Your task is to write a program which will execute the described queries.

Input

The first line contains two integers n and m (2 ≤ n ≤ 10⁵, 1 ≤ m ≤ 10⁵) — the number of nodes in the tree and the number of queries. Next n - 1 lines contain the tree edges, the i-th line contains a pair of integers a_i, b_i (1 ≤ a_i, b_i ≤ n, a_i ≠ b_i) — an edge of the tree.

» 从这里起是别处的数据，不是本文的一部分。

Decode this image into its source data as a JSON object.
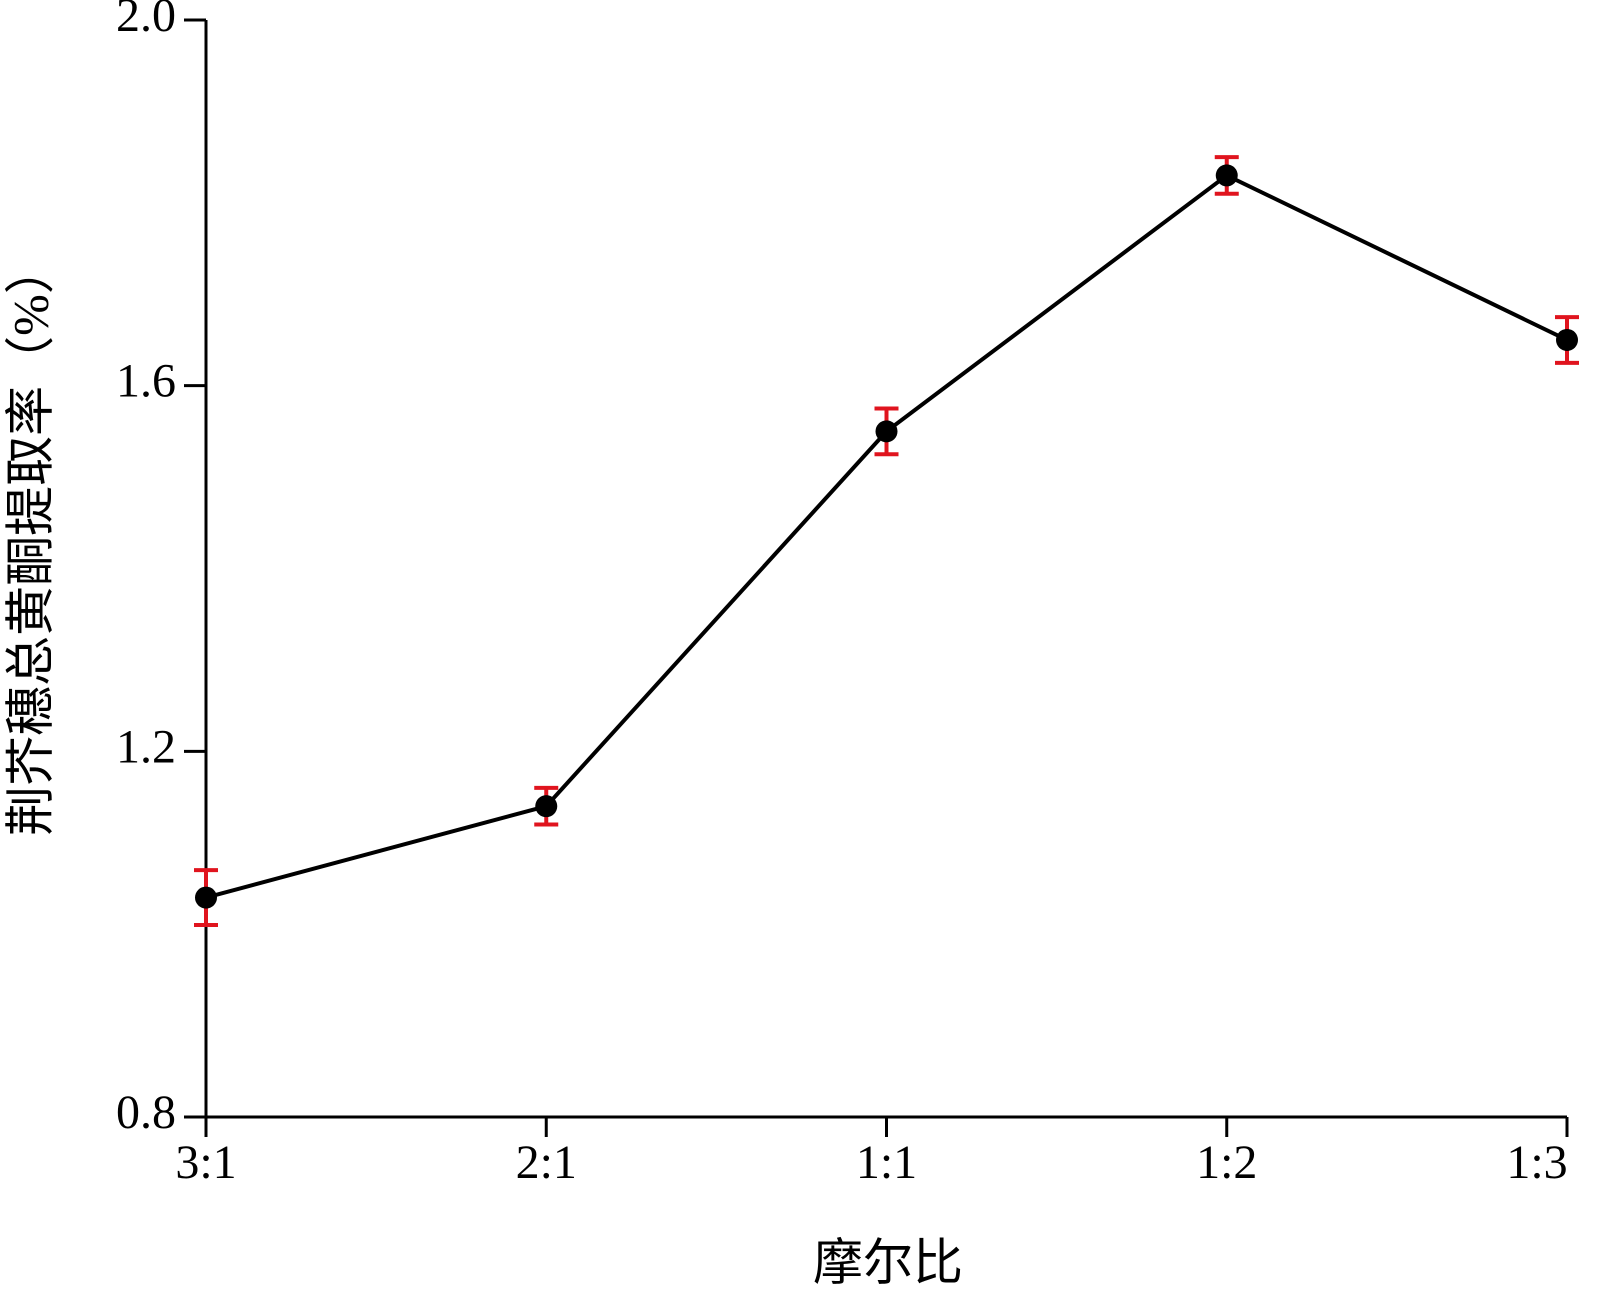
{
  "chart_data": {
    "type": "line",
    "x_label": "摩尔比",
    "y_label": "荆芥穗总黄酮提取率（%）",
    "categories": [
      "3:1",
      "2:1",
      "1:1",
      "1:2",
      "1:3"
    ],
    "series": [
      {
        "color": "#000000",
        "error_color": "#e0141e",
        "values": [
          1.04,
          1.14,
          1.55,
          1.83,
          1.65
        ],
        "errors": [
          0.03,
          0.02,
          0.025,
          0.02,
          0.025
        ]
      }
    ],
    "ylim": [
      0.8,
      2.0
    ],
    "yticks": [
      {
        "value": 0.8,
        "label": "0.8"
      },
      {
        "value": 1.2,
        "label": "1.2"
      },
      {
        "value": 1.6,
        "label": "1.6"
      },
      {
        "value": 2.0,
        "label": "2.0"
      }
    ],
    "grid": false
  }
}
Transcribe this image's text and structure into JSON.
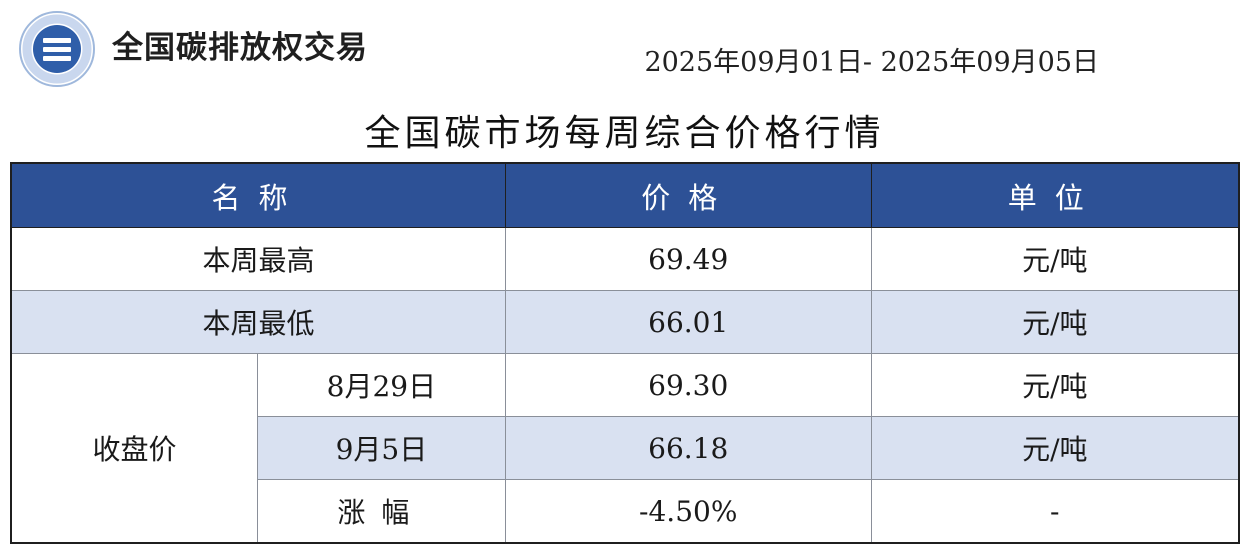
{
  "header": {
    "brand": "全国碳排放权交易",
    "date_range": "2025年09月01日- 2025年09月05日",
    "title": "全国碳市场每周综合价格行情"
  },
  "colors": {
    "header_bg": "#2d5196",
    "row_shade": "#d9e1f1",
    "logo_blue": "#2f5ea9"
  },
  "table": {
    "columns": [
      "名称",
      "价格",
      "单位"
    ],
    "rows": [
      {
        "name": "本周最高",
        "price": "69.49",
        "unit": "元/吨"
      },
      {
        "name": "本周最低",
        "price": "66.01",
        "unit": "元/吨"
      }
    ],
    "closing": {
      "label": "收盘价",
      "rows": [
        {
          "date": "8月29日",
          "price": "69.30",
          "unit": "元/吨"
        },
        {
          "date": "9月5日",
          "price": "66.18",
          "unit": "元/吨"
        },
        {
          "date": "涨幅",
          "price": "-4.50%",
          "unit": "-"
        }
      ]
    }
  }
}
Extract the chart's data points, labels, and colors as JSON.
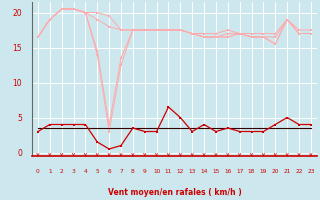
{
  "x": [
    0,
    1,
    2,
    3,
    4,
    5,
    6,
    7,
    8,
    9,
    10,
    11,
    12,
    13,
    14,
    15,
    16,
    17,
    18,
    19,
    20,
    21,
    22,
    23
  ],
  "line_top": [
    16.5,
    19.0,
    20.5,
    20.5,
    20.0,
    20.0,
    19.5,
    17.5,
    17.5,
    17.5,
    17.5,
    17.5,
    17.5,
    17.0,
    17.0,
    17.0,
    17.5,
    17.0,
    17.0,
    17.0,
    17.0,
    19.0,
    17.5,
    17.5
  ],
  "line_mid_upper": [
    16.5,
    19.0,
    20.5,
    20.5,
    20.0,
    19.0,
    18.0,
    17.5,
    17.5,
    17.5,
    17.5,
    17.5,
    17.5,
    17.0,
    16.5,
    16.5,
    17.0,
    17.0,
    16.5,
    16.5,
    16.5,
    19.0,
    17.0,
    17.0
  ],
  "line_mid_lower": [
    16.5,
    19.0,
    20.5,
    20.5,
    20.0,
    14.5,
    4.0,
    13.5,
    17.5,
    17.5,
    17.5,
    17.5,
    17.5,
    17.0,
    16.5,
    16.5,
    16.5,
    17.0,
    16.5,
    16.5,
    15.5,
    19.0,
    17.0,
    17.0
  ],
  "line_bottom_light": [
    16.5,
    19.0,
    20.5,
    20.5,
    20.0,
    14.0,
    3.0,
    12.5,
    17.5,
    17.5,
    17.5,
    17.5,
    17.5,
    17.0,
    16.5,
    16.5,
    16.5,
    17.0,
    16.5,
    16.5,
    15.5,
    19.0,
    17.0,
    17.0
  ],
  "line_dark_red": [
    3.0,
    4.0,
    4.0,
    4.0,
    4.0,
    1.5,
    0.5,
    1.0,
    3.5,
    3.0,
    3.0,
    6.5,
    5.0,
    3.0,
    4.0,
    3.0,
    3.5,
    3.0,
    3.0,
    3.0,
    4.0,
    5.0,
    4.0,
    4.0
  ],
  "line_flat_dark": [
    3.5,
    3.5,
    3.5,
    3.5,
    3.5,
    3.5,
    3.5,
    3.5,
    3.5,
    3.5,
    3.5,
    3.5,
    3.5,
    3.5,
    3.5,
    3.5,
    3.5,
    3.5,
    3.5,
    3.5,
    3.5,
    3.5,
    3.5,
    3.5
  ],
  "bg_color": "#cce8ee",
  "grid_color": "#ffffff",
  "light_pink": "#ffaaaa",
  "dark_red": "#cc0000",
  "near_black": "#330000",
  "xlabel": "Vent moyen/en rafales ( km/h )",
  "yticks": [
    0,
    5,
    10,
    15,
    20
  ],
  "ylim": [
    -0.5,
    21.5
  ],
  "xlim": [
    -0.5,
    23.5
  ]
}
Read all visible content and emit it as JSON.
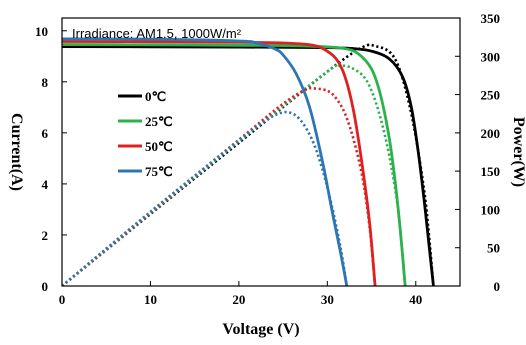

Next m lines contain queries. Each query is specified as a pair of integers t_i, v_i (1 ≤ t_i ≤ 2, 1 ≤ v_i ≤ n). If t_i = 1, then as a reply to the query we need to paint a blue node v_i in red. If t_i = 2, then we should reply to the query by printing the shortest distance from some red node to node v_i.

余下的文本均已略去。